Zeitstress in allen Lebensbereichen und vor allem bei Jüngeren
Die Ergebnisse der GDI-Befragung zeigen ausserdem, dass Zeitmangel ein Phänomen in allen Lebensbereichen ist: bei der Arbeit, in der Freizeit, im Alltag generell. Während in der Arbeit und der Ausbildung 36 % der Schweizer Bevölkerung häufig oder fast immer unter Zeitstress stehen, erleben 19 % der erwerbsfähigen Schweizer Bevölkerung häufig oder fast immer auch Zeitstress in der Freizeit.
Zeitstress in der Freizeit ist besonders bei jüngeren Menschen verbreitet. 34 % der 16- bis 24-Jährigen haben in der Freizeit (Arbeit 47 %) häufig oder fast immer Zeitstress, bei den 55- bis 64-Jährigen sind es nur 8 % (Arbeit 28 %). Oft haben jüngere Menschen das Gefühl, viele Verpflichtungen und Erwartungen erfüllen zu müssen. Sie wollen alles ausprobieren und sind stärker von der Angst getrieben, etwas zu verpassen (FOMO, bzw. «fear of missing out»).
Work-Life-Blending ist einer der grössten Stressfaktoren
Auch die Verpflichtungen zu Hause rauben Zeit. Hierzu gehören Hausarbeit (32 % der Befragten) und Administratives (25 %), wie sich um die Post zu kümmern oder Rechnungen zu bezahlen. Aber auch Arbeit, die in die Freizeit greift, führt zu wachsendem Zeitstress (24 %). Dieses Work-Life-Blending gehört zu den wichtigsten Stressfaktoren in der Freizeit. Besonders die Erwartung, ständig erreichbar sein zu müssen, stresst die Schweizer Bevölkerung (29 %). Beide Aspekte sind Folge des hybriden Arbeitens, das es vielen Menschen erschwert, eine klare Grenze zwischen Arbeit und Freizeit zu ziehen.
Daneben gibt es reinen Freizeitstress. Verpflichtungen gegenüber Freunden, Familie und Bekannten, die man erfüllen muss – oder glaubt, erfüllen zu müssen. Aber auch die Art und Weise, wie Menschen ihre Freizeit gestalten, hat Einfluss auf ihr Stresslevel. Der steigende digitale Konsum geht dabei auf Kosten der Zeit, die Menschen zuvor mit regenerativen (z.B. Ausschlafen) oder sozialen Aktivitäten (Zeit mit Freunden) verbracht haben.
Als Konsequenz ist heute Zeitmanagement zu einer der grössten Herausforderungen im Alltag der Menschen geworden. Bei den Jungen sogar die grösste.
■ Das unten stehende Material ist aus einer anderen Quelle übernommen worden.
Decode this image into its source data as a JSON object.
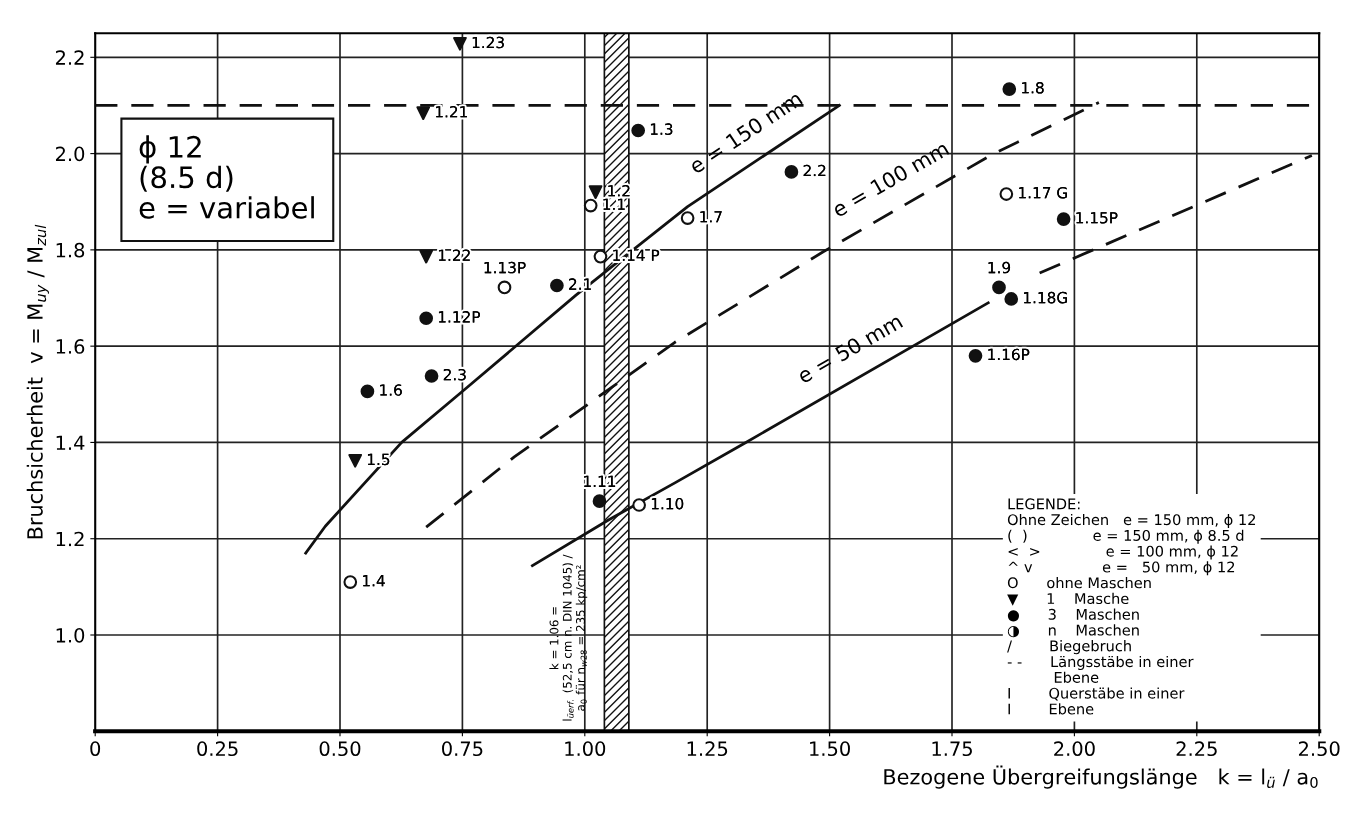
{
  "chart_data": {
    "type": "scatter",
    "xlabel": "Bezogene Übergreifungslänge   k = l$_{ü}$ / a$_{0}$",
    "ylabel": "Bruchsicherheit  v = M$_{uy}$ / M$_{zul}$",
    "xlim": [
      0,
      2.5
    ],
    "ylim": [
      0.8,
      2.25
    ],
    "xticks": [
      0,
      0.25,
      {
        "value": 0.5,
        "label": "0.50"
      },
      0.75,
      {
        "value": 1.0,
        "label": "1.00"
      },
      1.25,
      {
        "value": 1.5,
        "label": "1.50"
      },
      1.75,
      {
        "value": 2.0,
        "label": "2.00"
      },
      2.25,
      {
        "value": 2.5,
        "label": "2.50"
      }
    ],
    "yticks": [
      {
        "value": 1.0,
        "label": "1.0"
      },
      1.2,
      1.4,
      1.6,
      1.8,
      {
        "value": 2.0,
        "label": "2.0"
      },
      2.2
    ],
    "grid": true,
    "series": [
      {
        "marker": "circle",
        "color": "#ffffff",
        "x": [
          1.012,
          0.521,
          1.21,
          1.111
        ],
        "values": [
          1.892,
          1.11,
          1.866,
          1.27
        ]
      },
      {
        "marker": "triangle",
        "color": "#111111",
        "x": [
          0.745,
          0.67,
          1.022,
          0.676,
          0.531
        ],
        "values": [
          2.228,
          2.084,
          1.92,
          1.786,
          1.362
        ]
      },
      {
        "marker": "circle",
        "color": "#111111",
        "x": [
          1.109,
          0.943,
          0.676,
          0.687,
          0.556,
          1.03,
          1.422,
          1.867,
          1.978,
          1.846,
          1.871,
          1.798
        ],
        "values": [
          2.048,
          1.726,
          1.658,
          1.538,
          1.506,
          1.278,
          1.962,
          2.134,
          1.864,
          1.722,
          1.698,
          1.58
        ]
      },
      {
        "marker": "circle",
        "color": "#ffffff",
        "x": [
          1.032,
          0.836,
          1.861
        ],
        "values": [
          1.786,
          1.722,
          1.916
        ]
      },
      {
        "type": "line",
        "name": "e = 150 mm",
        "line_style": "solid",
        "color": "#111111",
        "x": [
          0.43,
          0.47,
          0.626,
          0.757,
          0.982,
          1.21,
          1.52
        ],
        "values": [
          1.17,
          1.226,
          1.4,
          1.512,
          1.706,
          1.89,
          2.1
        ]
      },
      {
        "type": "line",
        "name": "e = 100 mm",
        "line_style": "dashed",
        "color": "#111111",
        "x": [
          0.676,
          0.856,
          1.09,
          1.184,
          1.487,
          1.832,
          2.05
        ],
        "values": [
          1.224,
          1.37,
          1.54,
          1.608,
          1.796,
          1.998,
          2.106
        ]
      },
      {
        "type": "line",
        "name": "e = 50 mm",
        "line_style": "solid",
        "color": "#111111",
        "x": [
          0.893,
          1.05,
          1.184,
          1.329,
          1.824
        ],
        "values": [
          1.144,
          1.24,
          1.316,
          1.4,
          1.69
        ]
      },
      {
        "type": "line",
        "line_style": "dashed",
        "color": "#111111",
        "x": [
          1.929,
          2.485
        ],
        "values": [
          1.752,
          1.996
        ]
      }
    ],
    "ref_lines": [
      {
        "axis": "y",
        "value": 2.1,
        "line_style": "dashed",
        "color": "#111111"
      }
    ],
    "bands": [
      {
        "axis": "x",
        "from": 1.04,
        "to": 1.09,
        "color": "#111111",
        "label": "k = 1.06 =\nl$_{üerf.}$ (52,5 cm n. DIN 1045) /\na$_{0}$ für n$_{w28}$ = 235 kp/cm²"
      }
    ],
    "annotations": [
      "ϕ 12\n(8.5 d)\ne = variabel",
      "LEGENDE:\nOhne Zeichen   e = 150 mm, ϕ 12\n(  )              e = 150 mm, ϕ 8.5 d\n<  >              e = 100 mm, ϕ 12\n^ v               e =   50 mm, ϕ 12\nO      ohne Maschen\n▼      1    Masche\n●      3    Maschen\n◑      n    Maschen\n/        Biegebruch\n- -      Längsstäbe in einer\n          Ebene\nI        Querstäbe in einer\nI        Ebene",
      {
        "text": "1.1",
        "x": 1.012,
        "y": 1.892
      },
      {
        "text": "1.4",
        "x": 0.521,
        "y": 1.11
      },
      {
        "text": "1.7",
        "x": 1.21,
        "y": 1.866
      },
      {
        "text": "1.10",
        "x": 1.111,
        "y": 1.27
      },
      {
        "text": "1.23",
        "x": 0.745,
        "y": 2.228
      },
      {
        "text": "1.21",
        "x": 0.67,
        "y": 2.084
      },
      {
        "text": "1.2",
        "x": 1.022,
        "y": 1.92
      },
      {
        "text": "1.22",
        "x": 0.676,
        "y": 1.786
      },
      {
        "text": "1.5",
        "x": 0.531,
        "y": 1.362
      },
      {
        "text": "1.3",
        "x": 1.109,
        "y": 2.048
      },
      {
        "text": "2.1",
        "x": 0.943,
        "y": 1.726
      },
      {
        "text": "1.12P",
        "x": 0.676,
        "y": 1.658
      },
      {
        "text": "2.3",
        "x": 0.687,
        "y": 1.538
      },
      {
        "text": "1.6",
        "x": 0.556,
        "y": 1.506
      },
      {
        "text": "1.11",
        "x": 1.03,
        "y": 1.278
      },
      {
        "text": "2.2",
        "x": 1.422,
        "y": 1.962
      },
      {
        "text": "1.8",
        "x": 1.867,
        "y": 2.134
      },
      {
        "text": "1.15P",
        "x": 1.978,
        "y": 1.864
      },
      {
        "text": "1.9",
        "x": 1.846,
        "y": 1.722
      },
      {
        "text": "1.18G",
        "x": 1.871,
        "y": 1.698
      },
      {
        "text": "1.16P",
        "x": 1.798,
        "y": 1.58
      },
      {
        "text": "1.14 P",
        "x": 1.032,
        "y": 1.786
      },
      {
        "text": "1.13P",
        "x": 0.836,
        "y": 1.722
      },
      {
        "text": "1.17 G",
        "x": 1.861,
        "y": 1.916
      }
    ]
  }
}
Hohes Stresslevel, niedrige Lebenszufriedenheit
35 % aller Befragten in der GDI-Umfrage wünschen sich mehr Zeit für sich selbst. Dieses Ergebnis verdeutlicht, wie sich die Spannung zwischen Job, Familie und eigenen Bedürfnissen in den vergangenen fünf Jahren verschärft hat, denn wie wir unsere Zeit gestalten, hat unmittelbaren Einfluss auf unsere Lebenszufriedenheit.
So sind mehr als 70 % derjenigen, die nie oder selten Zeitstress haben, mit ihrem Leben (eher oder sehr) zufrieden. Umgekehrt sind mehr als 40 % derjenigen, die häufig oder fast immer Zeitstress verspüren, mit ihrem Leben nicht zufrieden (weder noch, eher oder sehr unzufrieden). 50 % derjenigen, die häufig oder fast immer Zeitstress verspüren, schätzen ihre mentale Verfassung als eher oder sehr negativ ein.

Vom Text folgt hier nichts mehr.